Liberal Party of Australia leader Tony Abbott, who opinion polls show is on track to win Sept. 7 national elections, said he planned to return to punitive refugee policies of the former conservative administration, also flagging an axing of appeal rights for failed asylum claims.
“This is our country and we determine who comes here,” Abbott told reporters, deliberately harking back to the ruthless stance of veteran Liberal-National coalition leader and former Australian prime minister John Howard.
Abbott’s policy would see the 32,000 boat people currently awaiting processing by Australia, and any future arrivals, placed on three-year temporary protection visas if they are found to be genuine refugees.
They would be forced into an indefinite work-for-welfare program, denied permanent residency or family reunion rights and stripped of appeal avenues over their refugee claims.
Abbott has already announced plans for military-led patrols off Australia’s northwest coast, where people-smuggling ships often make their way from Indonesia and Sri Lanka, vowing to turn them back.
His latest policy was condemned as cruel by refugee activists and the left-wing Greens Party, who described it as posturing by Abbott on the sensitive political issue.

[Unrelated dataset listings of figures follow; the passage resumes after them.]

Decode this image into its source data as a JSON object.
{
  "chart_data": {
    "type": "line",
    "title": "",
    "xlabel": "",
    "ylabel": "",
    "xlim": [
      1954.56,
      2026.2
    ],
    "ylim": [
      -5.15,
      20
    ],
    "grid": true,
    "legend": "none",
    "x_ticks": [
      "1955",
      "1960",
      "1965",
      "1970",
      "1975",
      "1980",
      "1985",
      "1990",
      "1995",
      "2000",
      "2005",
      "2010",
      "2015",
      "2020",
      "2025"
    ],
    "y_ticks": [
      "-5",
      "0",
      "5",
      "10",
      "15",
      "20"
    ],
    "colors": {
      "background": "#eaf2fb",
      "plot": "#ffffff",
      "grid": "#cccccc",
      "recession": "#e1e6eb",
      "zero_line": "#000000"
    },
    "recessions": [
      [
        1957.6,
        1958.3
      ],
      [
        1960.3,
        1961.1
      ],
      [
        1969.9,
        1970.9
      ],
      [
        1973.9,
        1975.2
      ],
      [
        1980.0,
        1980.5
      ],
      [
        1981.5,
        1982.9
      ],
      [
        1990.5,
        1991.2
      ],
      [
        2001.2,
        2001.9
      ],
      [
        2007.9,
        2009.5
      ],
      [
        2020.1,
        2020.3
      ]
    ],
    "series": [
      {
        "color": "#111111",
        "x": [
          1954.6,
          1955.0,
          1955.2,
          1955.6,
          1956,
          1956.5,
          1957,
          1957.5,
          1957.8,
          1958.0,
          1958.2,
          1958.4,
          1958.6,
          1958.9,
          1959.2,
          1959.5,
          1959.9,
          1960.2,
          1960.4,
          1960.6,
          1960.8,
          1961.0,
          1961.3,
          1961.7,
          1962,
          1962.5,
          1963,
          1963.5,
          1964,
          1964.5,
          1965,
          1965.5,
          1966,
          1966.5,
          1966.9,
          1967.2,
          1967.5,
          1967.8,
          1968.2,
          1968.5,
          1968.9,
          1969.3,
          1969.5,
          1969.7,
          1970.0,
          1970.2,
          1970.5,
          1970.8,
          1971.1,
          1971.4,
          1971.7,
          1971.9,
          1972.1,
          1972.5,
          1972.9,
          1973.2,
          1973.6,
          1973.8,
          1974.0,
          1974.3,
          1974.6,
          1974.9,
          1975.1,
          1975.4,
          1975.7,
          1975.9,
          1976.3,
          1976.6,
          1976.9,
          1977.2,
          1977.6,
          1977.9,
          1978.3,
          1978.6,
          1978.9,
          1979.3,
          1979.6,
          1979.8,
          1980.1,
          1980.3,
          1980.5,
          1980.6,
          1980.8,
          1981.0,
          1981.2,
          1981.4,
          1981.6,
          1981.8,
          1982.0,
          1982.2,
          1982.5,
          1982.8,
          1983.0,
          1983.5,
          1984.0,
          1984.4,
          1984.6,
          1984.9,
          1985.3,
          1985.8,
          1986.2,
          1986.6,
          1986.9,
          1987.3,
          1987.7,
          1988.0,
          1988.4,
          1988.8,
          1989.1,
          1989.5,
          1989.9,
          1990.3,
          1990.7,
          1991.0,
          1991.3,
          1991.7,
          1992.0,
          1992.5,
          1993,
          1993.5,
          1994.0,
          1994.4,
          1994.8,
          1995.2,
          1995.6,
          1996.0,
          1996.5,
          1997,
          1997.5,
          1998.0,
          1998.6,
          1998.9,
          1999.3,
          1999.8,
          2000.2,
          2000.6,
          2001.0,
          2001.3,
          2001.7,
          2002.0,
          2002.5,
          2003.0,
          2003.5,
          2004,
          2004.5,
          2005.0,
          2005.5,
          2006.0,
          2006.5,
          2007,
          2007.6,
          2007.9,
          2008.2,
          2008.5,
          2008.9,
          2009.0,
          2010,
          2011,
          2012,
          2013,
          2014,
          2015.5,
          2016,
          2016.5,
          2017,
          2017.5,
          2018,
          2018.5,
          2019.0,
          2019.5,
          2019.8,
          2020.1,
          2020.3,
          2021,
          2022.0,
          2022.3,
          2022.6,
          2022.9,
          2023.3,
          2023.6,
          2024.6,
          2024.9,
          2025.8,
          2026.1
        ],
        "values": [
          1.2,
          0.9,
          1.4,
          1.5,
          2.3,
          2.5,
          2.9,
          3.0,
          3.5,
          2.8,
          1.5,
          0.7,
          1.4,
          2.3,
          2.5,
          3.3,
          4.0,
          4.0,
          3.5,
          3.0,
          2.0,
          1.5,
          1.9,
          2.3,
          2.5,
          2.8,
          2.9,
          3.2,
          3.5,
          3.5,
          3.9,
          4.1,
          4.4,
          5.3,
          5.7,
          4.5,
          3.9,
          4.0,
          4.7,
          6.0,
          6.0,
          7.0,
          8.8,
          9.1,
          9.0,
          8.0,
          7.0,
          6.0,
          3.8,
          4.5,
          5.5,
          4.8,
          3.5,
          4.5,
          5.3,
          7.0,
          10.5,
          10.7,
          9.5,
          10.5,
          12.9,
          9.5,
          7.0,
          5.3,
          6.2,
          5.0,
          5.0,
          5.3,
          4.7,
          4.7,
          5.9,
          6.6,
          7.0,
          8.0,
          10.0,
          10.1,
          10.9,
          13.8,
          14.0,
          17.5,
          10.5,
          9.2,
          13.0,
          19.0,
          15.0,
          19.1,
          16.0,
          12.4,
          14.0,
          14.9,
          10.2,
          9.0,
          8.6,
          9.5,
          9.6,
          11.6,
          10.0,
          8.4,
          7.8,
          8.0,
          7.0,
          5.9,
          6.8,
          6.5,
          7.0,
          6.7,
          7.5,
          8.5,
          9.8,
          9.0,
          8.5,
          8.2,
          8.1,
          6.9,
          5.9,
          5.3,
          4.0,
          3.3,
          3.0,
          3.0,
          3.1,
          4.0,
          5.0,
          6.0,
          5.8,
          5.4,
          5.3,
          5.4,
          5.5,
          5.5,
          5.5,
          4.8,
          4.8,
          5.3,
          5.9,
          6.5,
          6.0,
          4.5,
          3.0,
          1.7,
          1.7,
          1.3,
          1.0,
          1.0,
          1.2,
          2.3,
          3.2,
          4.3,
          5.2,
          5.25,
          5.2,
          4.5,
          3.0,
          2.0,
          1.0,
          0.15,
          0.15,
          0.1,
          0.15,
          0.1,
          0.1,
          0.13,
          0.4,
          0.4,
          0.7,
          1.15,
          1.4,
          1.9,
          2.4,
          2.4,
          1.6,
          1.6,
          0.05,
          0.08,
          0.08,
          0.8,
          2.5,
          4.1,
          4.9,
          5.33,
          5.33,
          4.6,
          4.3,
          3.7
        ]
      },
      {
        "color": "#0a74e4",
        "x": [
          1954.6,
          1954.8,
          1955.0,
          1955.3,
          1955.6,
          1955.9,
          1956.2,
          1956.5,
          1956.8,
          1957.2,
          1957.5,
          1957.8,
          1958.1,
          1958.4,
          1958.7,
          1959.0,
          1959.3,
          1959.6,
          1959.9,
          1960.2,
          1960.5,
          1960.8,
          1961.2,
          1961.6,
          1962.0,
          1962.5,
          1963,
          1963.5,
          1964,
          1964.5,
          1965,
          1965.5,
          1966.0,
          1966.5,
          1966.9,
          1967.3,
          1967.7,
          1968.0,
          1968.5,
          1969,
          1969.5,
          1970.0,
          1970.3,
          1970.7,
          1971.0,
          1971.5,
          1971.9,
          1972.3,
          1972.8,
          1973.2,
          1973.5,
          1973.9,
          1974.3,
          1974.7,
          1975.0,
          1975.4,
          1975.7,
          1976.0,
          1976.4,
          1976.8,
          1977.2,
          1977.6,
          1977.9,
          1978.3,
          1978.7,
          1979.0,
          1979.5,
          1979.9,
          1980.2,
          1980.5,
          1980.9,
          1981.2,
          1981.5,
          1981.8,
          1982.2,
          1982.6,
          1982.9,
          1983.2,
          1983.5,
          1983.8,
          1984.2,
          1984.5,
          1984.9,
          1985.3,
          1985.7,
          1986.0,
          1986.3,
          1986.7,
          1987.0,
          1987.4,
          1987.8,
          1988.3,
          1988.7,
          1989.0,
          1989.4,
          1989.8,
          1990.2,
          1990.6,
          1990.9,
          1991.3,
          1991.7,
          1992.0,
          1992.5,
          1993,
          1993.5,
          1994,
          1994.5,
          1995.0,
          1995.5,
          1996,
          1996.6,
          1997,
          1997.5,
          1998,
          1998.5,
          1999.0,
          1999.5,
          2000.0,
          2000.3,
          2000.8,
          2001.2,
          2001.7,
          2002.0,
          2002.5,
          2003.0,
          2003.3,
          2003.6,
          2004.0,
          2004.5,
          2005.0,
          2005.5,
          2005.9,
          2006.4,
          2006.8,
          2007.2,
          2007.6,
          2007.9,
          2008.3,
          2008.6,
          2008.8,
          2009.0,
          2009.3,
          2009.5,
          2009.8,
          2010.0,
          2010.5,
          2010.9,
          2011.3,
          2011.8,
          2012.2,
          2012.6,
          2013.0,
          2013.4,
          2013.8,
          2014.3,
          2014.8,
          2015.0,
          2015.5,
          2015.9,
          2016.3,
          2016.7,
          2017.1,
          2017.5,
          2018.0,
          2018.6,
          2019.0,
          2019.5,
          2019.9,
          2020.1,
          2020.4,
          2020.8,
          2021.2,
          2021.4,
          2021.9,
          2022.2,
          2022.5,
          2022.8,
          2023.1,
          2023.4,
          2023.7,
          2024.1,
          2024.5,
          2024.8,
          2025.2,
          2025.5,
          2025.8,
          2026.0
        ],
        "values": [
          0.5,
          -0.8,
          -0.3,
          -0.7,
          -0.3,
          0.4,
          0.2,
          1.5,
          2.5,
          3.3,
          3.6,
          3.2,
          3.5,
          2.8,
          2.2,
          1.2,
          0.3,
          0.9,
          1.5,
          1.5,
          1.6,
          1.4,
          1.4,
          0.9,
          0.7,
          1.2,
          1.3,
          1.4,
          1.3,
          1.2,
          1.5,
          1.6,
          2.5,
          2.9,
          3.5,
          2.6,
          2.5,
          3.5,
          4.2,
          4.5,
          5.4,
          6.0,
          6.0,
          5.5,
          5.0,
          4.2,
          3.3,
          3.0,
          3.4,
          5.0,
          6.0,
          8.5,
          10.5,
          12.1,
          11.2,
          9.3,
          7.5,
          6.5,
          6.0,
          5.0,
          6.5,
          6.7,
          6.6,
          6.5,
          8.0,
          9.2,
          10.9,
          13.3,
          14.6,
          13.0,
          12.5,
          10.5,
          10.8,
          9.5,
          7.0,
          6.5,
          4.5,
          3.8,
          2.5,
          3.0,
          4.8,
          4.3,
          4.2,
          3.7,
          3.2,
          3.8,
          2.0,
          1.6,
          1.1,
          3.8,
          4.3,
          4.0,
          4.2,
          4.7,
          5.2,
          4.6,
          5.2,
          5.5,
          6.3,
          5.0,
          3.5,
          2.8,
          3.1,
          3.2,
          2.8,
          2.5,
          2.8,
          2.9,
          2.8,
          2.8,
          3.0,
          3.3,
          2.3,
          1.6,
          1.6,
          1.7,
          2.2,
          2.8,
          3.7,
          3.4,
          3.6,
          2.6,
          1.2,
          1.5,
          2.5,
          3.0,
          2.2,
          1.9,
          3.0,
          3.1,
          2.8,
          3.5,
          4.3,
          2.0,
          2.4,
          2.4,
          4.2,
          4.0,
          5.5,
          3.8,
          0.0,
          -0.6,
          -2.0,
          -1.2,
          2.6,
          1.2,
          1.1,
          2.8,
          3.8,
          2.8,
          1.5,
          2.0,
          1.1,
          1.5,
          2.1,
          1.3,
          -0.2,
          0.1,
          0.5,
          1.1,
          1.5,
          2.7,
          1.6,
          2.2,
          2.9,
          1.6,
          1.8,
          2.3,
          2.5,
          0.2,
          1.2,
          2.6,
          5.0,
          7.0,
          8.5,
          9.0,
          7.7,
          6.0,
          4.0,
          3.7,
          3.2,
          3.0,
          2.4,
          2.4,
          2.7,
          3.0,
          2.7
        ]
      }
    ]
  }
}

“This is a Tony Abbott stunt to thump his chest and look tough,” Greens Senator Sarah Hanson-Young told reporters. “There is no national emergency, there is a humanitarian emergency, and nothing Tony Abbott has offered today does anything to deal with that.”
Under Howard’s so-called “Pacific Solution” last decade, refugees who arrived on people-smuggling boats were banished to Nauru and Papua New Guinea and held behind razor wire in spartan detention camps for a prolonged period.
The Asylum Seeker Resource Centre, an advocacy and activist group, said Australia would be the only country in the developed world to deny refugees the right of appeal under Abbott, accusing both major parties of effectively abandoning the UN’s Refugee Convention.
The Labor party unwound many of Howard’s policies when it took office in 2007 in favor of a more humanitarian approach, but years of record boat arrivals saw it return to offshore Pacific processing and roll out an even tougher scheme.